The industrial production of streptomycin is carried out using submerged fermentation processes. The spores of Streptomyces mutants are maintained as soil stock or lyophilized form since these strains are genetically unstable. The spores from the stock are used for inoculating sporulation medium, which is then transferred to germinator where biomass is increased for inoculating fermenters. Media consisting of glucose, starch, dextrin, soy meal, corn steep liquor, sodium sulphate are used for the fermentation. The streptomycin fermentation requires high aeration and agitation. The fermentation is carried out at 28-30 ºC and medium pH 7.6-8 for good productivity. The fermentation lasts for 5-7 days with an yield of 1-3 g/L of the fermentation broth.
The streptomycin fermentation proceeds through three phases. In first phase that lasts for 24 h the organism produces proteases which digest the soybean meal releasing ammonia and carbohydrates to be used for increasing the biomass. Glucose utilization is slow and low count ratio of streptomycin is produced during this phase. The medium pH also rises from 6.7 or 6.8 to 7.5 or higher. The next phase is the streptomycin producing phase which ranges from 24 h to 6-7 days. Rapid utilization of ammonia and glucose occurs and substantial production of streptomycin is observed. There is no mycelial growth and pH during this phase remains fairly constant around 7.6 to 8.0. This is the idiophase or the stationary phase during which the streptomycin (secondary metabolite) is produced. In the last phase (death phase) the sugars have been completely depleted in the medium and streptomycin production ceases completely. The ammonia released due to the cell lysis raises medium pH. Fermentation broth is generally harvested before the last phase begins.
Recovery of streptomycin :
On completion of fermentation, the mycelium is separated from the broth by filtration and streptomycin is recovered by passing through ion exchange columns where it gets adsorbed.
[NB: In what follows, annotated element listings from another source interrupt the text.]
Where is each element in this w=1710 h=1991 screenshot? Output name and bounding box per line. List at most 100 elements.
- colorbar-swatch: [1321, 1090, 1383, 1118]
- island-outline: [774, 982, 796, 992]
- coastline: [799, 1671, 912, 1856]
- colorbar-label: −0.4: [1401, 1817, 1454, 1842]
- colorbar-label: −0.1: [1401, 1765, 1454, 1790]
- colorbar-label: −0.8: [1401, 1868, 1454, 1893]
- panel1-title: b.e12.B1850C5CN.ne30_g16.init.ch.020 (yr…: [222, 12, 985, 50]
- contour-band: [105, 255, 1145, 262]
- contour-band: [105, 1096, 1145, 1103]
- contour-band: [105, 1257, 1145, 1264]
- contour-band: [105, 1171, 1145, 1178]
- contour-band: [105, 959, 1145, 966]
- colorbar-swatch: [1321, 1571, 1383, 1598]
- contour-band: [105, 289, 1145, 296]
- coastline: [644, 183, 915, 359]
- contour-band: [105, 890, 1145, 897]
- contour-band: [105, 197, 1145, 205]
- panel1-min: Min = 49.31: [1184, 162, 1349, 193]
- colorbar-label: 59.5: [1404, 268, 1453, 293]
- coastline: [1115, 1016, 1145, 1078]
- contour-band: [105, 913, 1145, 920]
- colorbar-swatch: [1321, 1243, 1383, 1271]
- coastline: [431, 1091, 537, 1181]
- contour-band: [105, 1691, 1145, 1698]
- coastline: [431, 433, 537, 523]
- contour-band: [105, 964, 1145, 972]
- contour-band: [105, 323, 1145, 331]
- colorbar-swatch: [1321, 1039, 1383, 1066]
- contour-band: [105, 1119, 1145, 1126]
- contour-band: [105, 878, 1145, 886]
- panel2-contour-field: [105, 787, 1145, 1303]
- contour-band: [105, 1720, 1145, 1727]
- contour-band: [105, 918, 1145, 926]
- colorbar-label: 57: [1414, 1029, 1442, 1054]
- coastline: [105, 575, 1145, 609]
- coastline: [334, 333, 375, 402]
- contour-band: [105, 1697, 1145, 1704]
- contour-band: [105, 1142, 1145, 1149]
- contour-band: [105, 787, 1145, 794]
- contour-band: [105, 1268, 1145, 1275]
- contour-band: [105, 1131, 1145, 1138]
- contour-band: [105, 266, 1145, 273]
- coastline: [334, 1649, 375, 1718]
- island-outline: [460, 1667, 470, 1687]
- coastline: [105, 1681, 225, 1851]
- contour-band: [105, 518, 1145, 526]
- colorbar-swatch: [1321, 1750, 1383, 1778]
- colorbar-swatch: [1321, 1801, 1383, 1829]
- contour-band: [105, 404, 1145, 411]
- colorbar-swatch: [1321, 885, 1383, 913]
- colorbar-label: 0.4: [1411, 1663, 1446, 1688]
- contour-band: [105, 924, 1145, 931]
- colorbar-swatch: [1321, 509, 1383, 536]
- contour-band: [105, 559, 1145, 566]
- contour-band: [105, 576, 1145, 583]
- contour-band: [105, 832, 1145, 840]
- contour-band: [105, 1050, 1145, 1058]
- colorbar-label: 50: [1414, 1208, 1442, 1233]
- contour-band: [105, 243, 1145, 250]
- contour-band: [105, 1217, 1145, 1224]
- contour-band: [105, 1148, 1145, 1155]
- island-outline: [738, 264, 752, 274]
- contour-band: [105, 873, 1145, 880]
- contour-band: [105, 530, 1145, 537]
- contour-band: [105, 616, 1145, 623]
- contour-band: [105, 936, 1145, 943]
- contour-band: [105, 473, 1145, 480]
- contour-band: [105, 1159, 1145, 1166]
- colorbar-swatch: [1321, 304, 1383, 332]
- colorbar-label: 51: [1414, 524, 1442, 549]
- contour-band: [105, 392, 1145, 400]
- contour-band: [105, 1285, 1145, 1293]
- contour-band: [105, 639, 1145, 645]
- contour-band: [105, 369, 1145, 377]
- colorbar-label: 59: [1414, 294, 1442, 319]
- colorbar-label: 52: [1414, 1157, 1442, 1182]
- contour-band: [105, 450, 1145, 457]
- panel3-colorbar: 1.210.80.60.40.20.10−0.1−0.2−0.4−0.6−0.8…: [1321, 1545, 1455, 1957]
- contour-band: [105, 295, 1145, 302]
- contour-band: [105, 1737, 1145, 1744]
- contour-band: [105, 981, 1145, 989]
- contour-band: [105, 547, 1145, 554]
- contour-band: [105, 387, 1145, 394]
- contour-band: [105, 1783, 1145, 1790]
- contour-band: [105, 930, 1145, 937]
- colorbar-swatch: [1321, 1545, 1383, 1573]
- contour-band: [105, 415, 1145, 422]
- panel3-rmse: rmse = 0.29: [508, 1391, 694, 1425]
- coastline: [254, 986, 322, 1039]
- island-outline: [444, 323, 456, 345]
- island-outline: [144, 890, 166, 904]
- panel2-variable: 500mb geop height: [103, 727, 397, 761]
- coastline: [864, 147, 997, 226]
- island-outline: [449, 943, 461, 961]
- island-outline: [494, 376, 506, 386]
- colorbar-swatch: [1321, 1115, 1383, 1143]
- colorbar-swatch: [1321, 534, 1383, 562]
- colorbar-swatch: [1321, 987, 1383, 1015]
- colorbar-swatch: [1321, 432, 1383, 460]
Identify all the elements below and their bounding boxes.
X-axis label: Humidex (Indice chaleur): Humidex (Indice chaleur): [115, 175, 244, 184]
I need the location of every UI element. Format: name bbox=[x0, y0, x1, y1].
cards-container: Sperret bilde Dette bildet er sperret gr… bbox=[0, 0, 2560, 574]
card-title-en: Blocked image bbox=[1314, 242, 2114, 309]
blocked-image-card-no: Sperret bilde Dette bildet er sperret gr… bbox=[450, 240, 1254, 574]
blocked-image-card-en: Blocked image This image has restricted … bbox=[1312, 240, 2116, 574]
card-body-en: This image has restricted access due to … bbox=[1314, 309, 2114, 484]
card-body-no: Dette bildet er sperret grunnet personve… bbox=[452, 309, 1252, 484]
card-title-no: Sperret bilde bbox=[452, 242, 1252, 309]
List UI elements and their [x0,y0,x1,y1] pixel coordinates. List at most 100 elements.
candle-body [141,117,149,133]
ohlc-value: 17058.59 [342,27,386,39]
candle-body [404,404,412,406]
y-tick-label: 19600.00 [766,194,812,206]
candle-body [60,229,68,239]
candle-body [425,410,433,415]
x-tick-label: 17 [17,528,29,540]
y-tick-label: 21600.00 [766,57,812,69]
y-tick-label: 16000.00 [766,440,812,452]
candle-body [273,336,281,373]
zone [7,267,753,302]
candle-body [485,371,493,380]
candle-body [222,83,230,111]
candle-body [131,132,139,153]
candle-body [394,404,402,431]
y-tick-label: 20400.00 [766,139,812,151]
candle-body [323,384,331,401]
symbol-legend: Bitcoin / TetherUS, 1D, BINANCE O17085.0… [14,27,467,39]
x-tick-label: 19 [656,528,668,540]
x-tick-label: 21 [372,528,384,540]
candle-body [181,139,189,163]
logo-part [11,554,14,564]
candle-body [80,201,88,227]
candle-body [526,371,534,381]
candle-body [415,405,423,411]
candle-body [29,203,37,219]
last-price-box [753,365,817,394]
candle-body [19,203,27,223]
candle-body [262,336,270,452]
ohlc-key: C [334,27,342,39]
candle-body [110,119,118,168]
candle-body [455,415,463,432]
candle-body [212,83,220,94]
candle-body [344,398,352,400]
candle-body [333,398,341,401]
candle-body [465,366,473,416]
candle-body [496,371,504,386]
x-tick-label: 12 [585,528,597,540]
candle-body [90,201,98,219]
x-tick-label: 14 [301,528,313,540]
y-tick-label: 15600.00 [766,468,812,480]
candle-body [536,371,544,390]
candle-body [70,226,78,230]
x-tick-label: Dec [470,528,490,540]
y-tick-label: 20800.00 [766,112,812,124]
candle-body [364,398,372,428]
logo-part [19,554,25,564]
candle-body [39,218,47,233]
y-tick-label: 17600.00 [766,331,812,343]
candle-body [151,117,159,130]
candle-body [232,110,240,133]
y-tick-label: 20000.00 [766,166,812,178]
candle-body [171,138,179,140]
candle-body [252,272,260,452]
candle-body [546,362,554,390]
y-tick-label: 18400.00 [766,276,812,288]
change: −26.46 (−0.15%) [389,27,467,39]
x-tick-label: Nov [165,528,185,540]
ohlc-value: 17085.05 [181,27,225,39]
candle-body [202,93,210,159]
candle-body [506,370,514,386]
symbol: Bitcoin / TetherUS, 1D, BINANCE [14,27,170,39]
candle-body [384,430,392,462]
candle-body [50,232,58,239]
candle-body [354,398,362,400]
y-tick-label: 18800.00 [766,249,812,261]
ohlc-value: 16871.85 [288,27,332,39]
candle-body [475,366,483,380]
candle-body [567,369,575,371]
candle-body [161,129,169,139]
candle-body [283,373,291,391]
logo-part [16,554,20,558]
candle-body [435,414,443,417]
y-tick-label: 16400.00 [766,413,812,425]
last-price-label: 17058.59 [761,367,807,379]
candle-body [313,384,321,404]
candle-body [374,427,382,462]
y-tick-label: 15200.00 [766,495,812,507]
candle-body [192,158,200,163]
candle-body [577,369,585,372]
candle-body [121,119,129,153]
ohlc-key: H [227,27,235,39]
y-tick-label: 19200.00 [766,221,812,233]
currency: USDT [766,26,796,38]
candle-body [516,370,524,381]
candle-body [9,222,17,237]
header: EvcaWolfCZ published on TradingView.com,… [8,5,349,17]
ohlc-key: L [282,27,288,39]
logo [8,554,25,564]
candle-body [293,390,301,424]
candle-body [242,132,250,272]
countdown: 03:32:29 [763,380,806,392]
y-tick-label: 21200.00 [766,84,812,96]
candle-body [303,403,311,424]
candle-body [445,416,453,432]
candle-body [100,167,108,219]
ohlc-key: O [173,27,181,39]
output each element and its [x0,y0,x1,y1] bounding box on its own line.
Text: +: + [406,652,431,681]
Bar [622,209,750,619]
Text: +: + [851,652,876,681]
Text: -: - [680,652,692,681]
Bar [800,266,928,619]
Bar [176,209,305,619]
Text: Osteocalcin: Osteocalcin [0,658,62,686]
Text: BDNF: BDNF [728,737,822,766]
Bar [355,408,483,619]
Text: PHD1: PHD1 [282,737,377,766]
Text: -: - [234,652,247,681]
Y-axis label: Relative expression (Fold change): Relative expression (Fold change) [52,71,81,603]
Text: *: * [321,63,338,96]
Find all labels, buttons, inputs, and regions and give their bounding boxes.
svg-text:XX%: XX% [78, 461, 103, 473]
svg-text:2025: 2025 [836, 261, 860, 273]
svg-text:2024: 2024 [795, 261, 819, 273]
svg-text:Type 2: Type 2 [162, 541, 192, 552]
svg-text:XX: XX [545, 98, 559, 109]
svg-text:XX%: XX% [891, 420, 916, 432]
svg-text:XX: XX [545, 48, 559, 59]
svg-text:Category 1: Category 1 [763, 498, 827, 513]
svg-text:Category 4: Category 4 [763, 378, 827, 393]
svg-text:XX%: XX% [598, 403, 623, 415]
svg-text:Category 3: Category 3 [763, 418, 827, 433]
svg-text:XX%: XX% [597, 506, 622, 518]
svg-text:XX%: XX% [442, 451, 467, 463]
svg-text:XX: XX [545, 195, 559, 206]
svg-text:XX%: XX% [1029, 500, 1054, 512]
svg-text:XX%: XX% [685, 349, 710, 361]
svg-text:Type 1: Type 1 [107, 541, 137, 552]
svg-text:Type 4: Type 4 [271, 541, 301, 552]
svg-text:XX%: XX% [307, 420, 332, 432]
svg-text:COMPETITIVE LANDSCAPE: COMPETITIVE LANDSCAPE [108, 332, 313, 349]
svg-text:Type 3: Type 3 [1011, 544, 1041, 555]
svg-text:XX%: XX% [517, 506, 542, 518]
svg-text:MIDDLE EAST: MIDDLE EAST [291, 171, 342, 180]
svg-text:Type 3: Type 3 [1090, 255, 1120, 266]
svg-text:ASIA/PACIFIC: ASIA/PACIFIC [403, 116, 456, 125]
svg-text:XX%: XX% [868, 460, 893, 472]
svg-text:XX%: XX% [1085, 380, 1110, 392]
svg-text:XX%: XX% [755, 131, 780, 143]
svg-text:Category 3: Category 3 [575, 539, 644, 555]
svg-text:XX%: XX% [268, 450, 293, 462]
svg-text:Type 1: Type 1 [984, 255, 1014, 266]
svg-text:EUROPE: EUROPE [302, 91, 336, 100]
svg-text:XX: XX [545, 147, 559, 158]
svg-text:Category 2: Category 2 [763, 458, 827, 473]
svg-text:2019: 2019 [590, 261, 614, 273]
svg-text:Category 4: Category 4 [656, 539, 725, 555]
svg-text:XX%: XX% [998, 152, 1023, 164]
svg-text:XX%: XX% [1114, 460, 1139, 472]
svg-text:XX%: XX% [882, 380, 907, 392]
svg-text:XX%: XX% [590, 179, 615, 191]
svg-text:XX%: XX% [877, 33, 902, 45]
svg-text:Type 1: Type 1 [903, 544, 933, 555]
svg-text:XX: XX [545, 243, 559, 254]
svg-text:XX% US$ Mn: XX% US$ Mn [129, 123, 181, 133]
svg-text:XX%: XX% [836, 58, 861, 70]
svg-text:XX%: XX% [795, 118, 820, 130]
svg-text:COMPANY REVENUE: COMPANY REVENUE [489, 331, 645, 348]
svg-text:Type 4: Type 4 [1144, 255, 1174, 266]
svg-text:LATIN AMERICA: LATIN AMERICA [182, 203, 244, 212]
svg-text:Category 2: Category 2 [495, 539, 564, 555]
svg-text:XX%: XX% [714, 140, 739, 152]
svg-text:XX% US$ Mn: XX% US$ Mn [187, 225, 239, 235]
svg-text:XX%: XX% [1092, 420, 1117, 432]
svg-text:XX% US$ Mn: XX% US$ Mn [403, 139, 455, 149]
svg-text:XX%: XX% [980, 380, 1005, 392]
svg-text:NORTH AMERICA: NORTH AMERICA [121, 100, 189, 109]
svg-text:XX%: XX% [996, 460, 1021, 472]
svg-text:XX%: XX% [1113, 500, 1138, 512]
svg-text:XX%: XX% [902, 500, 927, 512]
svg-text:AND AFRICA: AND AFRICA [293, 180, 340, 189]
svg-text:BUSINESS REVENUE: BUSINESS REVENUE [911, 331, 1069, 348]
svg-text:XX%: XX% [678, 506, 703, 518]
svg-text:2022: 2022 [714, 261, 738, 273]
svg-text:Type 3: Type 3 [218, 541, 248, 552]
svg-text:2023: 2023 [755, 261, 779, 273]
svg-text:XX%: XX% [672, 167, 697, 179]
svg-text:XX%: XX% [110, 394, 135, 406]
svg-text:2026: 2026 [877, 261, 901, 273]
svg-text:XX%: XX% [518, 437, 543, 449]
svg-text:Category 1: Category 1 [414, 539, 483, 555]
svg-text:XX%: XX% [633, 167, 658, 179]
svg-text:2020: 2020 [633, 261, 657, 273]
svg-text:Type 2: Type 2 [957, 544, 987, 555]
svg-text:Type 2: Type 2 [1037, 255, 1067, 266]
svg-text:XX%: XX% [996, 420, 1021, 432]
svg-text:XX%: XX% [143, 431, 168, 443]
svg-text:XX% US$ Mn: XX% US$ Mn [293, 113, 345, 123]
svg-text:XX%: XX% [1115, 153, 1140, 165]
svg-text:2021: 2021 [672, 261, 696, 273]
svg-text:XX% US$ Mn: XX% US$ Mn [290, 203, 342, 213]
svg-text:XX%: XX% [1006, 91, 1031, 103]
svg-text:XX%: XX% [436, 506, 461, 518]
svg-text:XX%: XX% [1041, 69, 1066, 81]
Streptomycin is then eluted from the column as streptomycin sulphate. Further impurities are removed by treating it with sodium hypochlorite, EDTA and activated carbon. The purified streptomycin sulphate solution is concentrated under vacuum and dried aseptically. The ion exchange resin columns have replaced the traditional solvent extraction methods employed for the extraction and purification of streptomycin which significantly reduced the cost of streptomycin production.